Enticed by higher wages and opportunities in western Europe, many young Poles have taken advantage of the freedom of movement allowed by the EU. Heather Rolfe, the head of employment and social policy team at the National Institute of Economic and Social Research, a think tank in London told CNN, “The research that has been done on young Polish migrants in the UK has highlighted that often young people leave as a kind of rites of passage, they will go to get away from their family, to gain some independence.”
Prime Minister Mateusz Morawiecki said, “it’s as if the entire city of Warsaw left, it’s a gigantic loss. This must end, young people must stay in Poland.” Since Poland joined the EU in 2004, nearly 5% of the population has moved to work in other countries in the EU. The new plan exempts Poles under the age of 26 who earn less than 85,528 Polish zloty ($22,547) a year from the country’s 18% income tax. The exemption seems to be a good deal, since about two million people will qualify and the average Polish salary is around 60,000 zloty ($15,700) a year.

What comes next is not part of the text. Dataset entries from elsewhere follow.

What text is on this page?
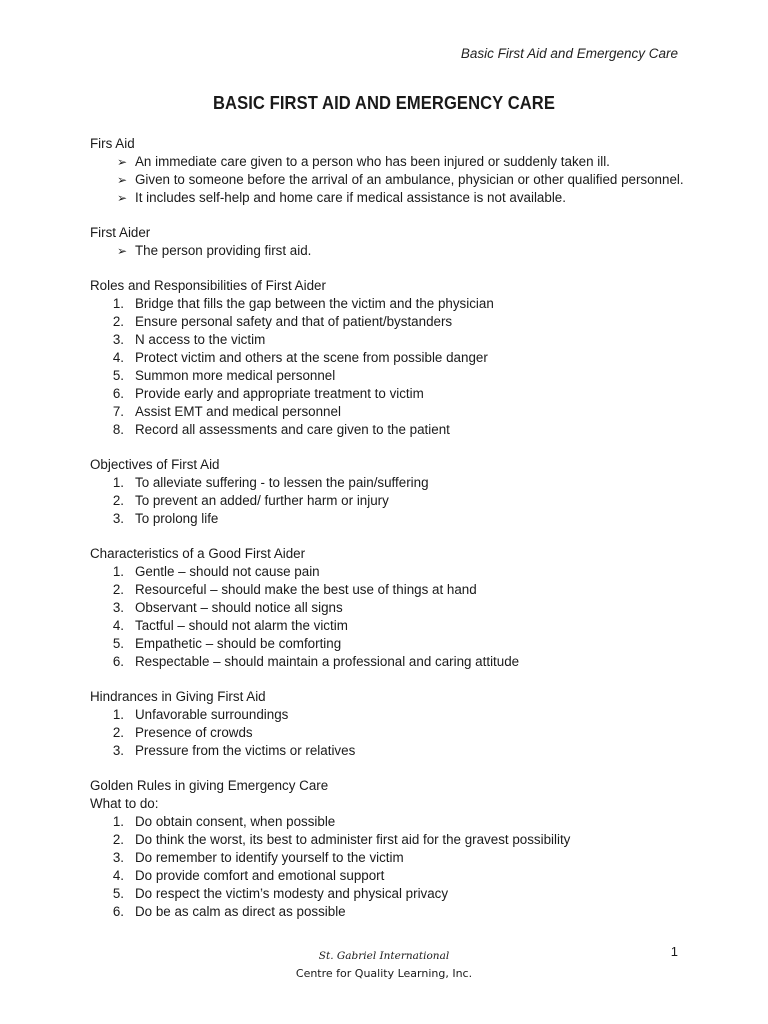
Basic First Aid and Emergency Care
BASIC FIRST AID AND EMERGENCY CARE
Firs Aid
➢ An immediate care given to a person who has been injured or suddenly taken ill.
➢ Given to someone before the arrival of an ambulance, physician or other qualified personnel.
➢ It includes self-help and home care if medical assistance is not available.
First Aider
➢ The person providing first aid.
Roles and Responsibilities of First Aider
1. Bridge that fills the gap between the victim and the physician
2. Ensure personal safety and that of patient/bystanders
3. N access to the victim
4. Protect victim and others at the scene from possible danger
5. Summon more medical personnel
6. Provide early and appropriate treatment to victim
7. Assist EMT and medical personnel
8. Record all assessments and care given to the patient
Objectives of First Aid
1. To alleviate suffering - to lessen the pain/suffering
2. To prevent an added/ further harm or injury
3. To prolong life
Characteristics of a Good First Aider
1. Gentle – should not cause pain
2. Resourceful – should make the best use of things at hand
3. Observant – should notice all signs
4. Tactful – should not alarm the victim
5. Empathetic – should be comforting
6. Respectable – should maintain a professional and caring attitude
Hindrances in Giving First Aid
1. Unfavorable surroundings
2. Presence of crowds
3. Pressure from the victims or relatives
Golden Rules in giving Emergency Care
What to do:
1. Do obtain consent, when possible
2. Do think the worst, its best to administer first aid for the gravest possibility
3. Do remember to identify yourself to the victim
4. Do provide comfort and emotional support
5. Do respect the victim’s modesty and physical privacy
6. Do be as calm as direct as possible
1
St. Gabriel International
Centre for Quality Learning, Inc.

The Independent found that the wide-spread emigration has led to skills shortages, with every third employer in Poland reporting a shortage. Such skills shortages are highest in the construction, manufacturing, mining, and transport sectors, according to a European Commission analysis. “In the past three (or) four years we started seeing worker shortages and (realized) that we need those people back,” said Barbara Jancewicz, who heads the Economics of Migration Research Unit at the Center of Migration Research in Warsaw.

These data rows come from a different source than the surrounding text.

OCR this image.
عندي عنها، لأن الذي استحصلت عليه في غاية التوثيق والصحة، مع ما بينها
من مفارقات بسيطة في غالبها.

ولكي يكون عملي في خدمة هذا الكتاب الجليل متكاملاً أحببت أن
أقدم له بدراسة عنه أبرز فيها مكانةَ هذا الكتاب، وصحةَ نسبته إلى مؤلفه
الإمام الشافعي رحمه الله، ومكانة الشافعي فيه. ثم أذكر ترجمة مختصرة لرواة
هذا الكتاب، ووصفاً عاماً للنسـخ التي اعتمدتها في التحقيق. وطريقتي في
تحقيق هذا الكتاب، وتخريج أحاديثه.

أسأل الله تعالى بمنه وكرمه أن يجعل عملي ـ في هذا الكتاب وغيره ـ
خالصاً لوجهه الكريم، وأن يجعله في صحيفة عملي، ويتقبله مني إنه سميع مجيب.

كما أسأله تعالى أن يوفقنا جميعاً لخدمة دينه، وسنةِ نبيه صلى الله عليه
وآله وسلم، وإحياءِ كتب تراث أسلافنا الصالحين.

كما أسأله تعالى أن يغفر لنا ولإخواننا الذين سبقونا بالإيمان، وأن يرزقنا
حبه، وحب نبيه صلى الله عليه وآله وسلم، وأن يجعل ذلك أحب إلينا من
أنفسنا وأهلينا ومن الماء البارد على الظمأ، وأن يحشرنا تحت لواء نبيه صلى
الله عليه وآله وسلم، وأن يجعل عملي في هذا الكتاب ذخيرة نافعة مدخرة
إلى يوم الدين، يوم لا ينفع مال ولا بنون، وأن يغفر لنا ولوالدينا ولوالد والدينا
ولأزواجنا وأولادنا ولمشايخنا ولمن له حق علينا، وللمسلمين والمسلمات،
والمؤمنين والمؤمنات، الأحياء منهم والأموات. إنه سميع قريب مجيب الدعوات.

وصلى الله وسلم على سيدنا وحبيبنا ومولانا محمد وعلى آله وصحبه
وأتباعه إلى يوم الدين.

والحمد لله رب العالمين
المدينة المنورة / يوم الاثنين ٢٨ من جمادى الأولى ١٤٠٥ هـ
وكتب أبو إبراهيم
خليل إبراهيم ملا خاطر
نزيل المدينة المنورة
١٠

CNN spoke with Kinga Kitowska, a 22-year old corporate analyst who moved to London for study and stayed after getting a job in finance. Even though she thinks the government’s offer is generous, she is not planning to return. “To make young people stay in the country, I don’t think that’s the way to go,” she said. “It’s about building opportunities and opening sectors which are attractive for young people at the moment.”
The tax exemption is one of many welfare initiatives promised by the PiS. The government expects the welfare package, which also includes new benefits for families with children and bonus pension payments, to cost 40 billion zloty ($10 billion). Morawiecki insists the reforms are an investment in society and the economy. The law gained overwhelming support in the PiS-dominated Polish parliament, though it has sparked some criticism too.
Ryszard Petru, Member of parliament for the Now! Party (T!), said in parliament that instead of making young people better off, the costly new law will likely lead to employers slashing wages, keeping the after-tax pay packages the same. “And what will happen when they turn 26? They will be made redundant because suddenly, they’ll be more expensive.”